Ciclismo-VoltaAlentejo-24-06-2021Dança de Camisolas

Leitão partiu para a etapa com a Camisola Verde Crédito Agrícola, dos pontos, mas apenas por “empréstimo”. Era Lobato o líder, mas com a amarela vestida, “cedeu” a verde. No final teve mesmo de ceder tudo. O ciclista de Viana do Castelo não só é o novo líder da corrida, como é primeiro na classificação dos pontos. Será agora ele a “emprestar” a camisola verde a um corredor também da Euskaltel-Euskadi.

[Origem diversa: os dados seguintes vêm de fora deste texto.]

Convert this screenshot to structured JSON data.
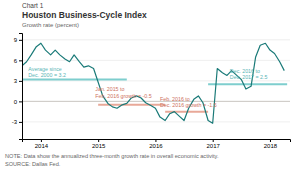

Desta feita, Lobato, o espanhol nem apareceu no sprint e foi o companheiro, Mikel Aristi, quem procurou a vitória. Foi segundo na etapa e ocupa a mesma posição na geral e nos pontos.

Para completar a mudança em todas as classificações individuais, o holandês Alex Molenaar (Burgos-BH) assumiu a liderança na juventude, depois do quarto lugar na etapa e veste agora a Camisola Branca FGil.pt. Já a Euskaltel-Euskadi continua como a melhor na classificação por equipas.

A longa etapa teve Diogo Narciso (Sicasal-Miticar-Torres Vedras), André Santos (Almodôvar-Delta Cafés-Crédito Agrícola) – segundo dia com a equipa alentejana a ter um corredor na fuga – e o japonês Masahiro Ishigami (Nippo-Provence-PTS Conti) a escaparem do pelotão logo nos primeiros quilómetros da corrida.

Rapidamente se percebeu que o pelotão ia controlar à distância. O trio foi discutir as metas volantes e o prémio de montanha. Narciso venceu duas, Santos uma. Ishigami estava interessado na Camisola Preta E-Redes, da montanha e cumpriu a missão. Só a cerca de 30 quilómetros da meta, a fuga foi finalmente anulada por um pelotão de onde sairam ainda alguns elementos na tentativa de surpreender, mas o sprint em bloco compacto era o destino final da etapa.

Na etapa, Iuri Leitão venceu com 5h11m18s, ao commando de um pelotão com 82 unidades, todos com o mesmo tempo, dos 122 que estão em prova.

Na geral. Iuri soma 9h50m50s, a par dos 82 ciclistas que se seguem.

Por equipas, a espanhola da Euskaltel-Euskadi segue na frente, com um total de 29h59m30s, num grupo que englobe mais 14 formações.

Por pontos (camisola verde),liderança para Iuri Leitão (45 pontos); o japonês Masahito Ishigami comanda a montanha (camisola preta) e Alex Molenaar (Burgos) é o líder.

 

Corrida regressa ao interior Alentejano

 

Ao terceiro dia de competição, esta sexta-feira, baixa a quilometragem, mas mantém-se a receita. Os sprinters poderão ter mais uma oportunidade, antes de um sábado potencialmente decisivo, com a dupla etapa (tirada de montanha de manhã e contrarrelógio individual à tarde).

Três metas volantes e uma contagem de montanha de quarta categoria vão preencher os 173,1 quilómetros, entre Álcacer do Sal e Mora, da terceira etapa.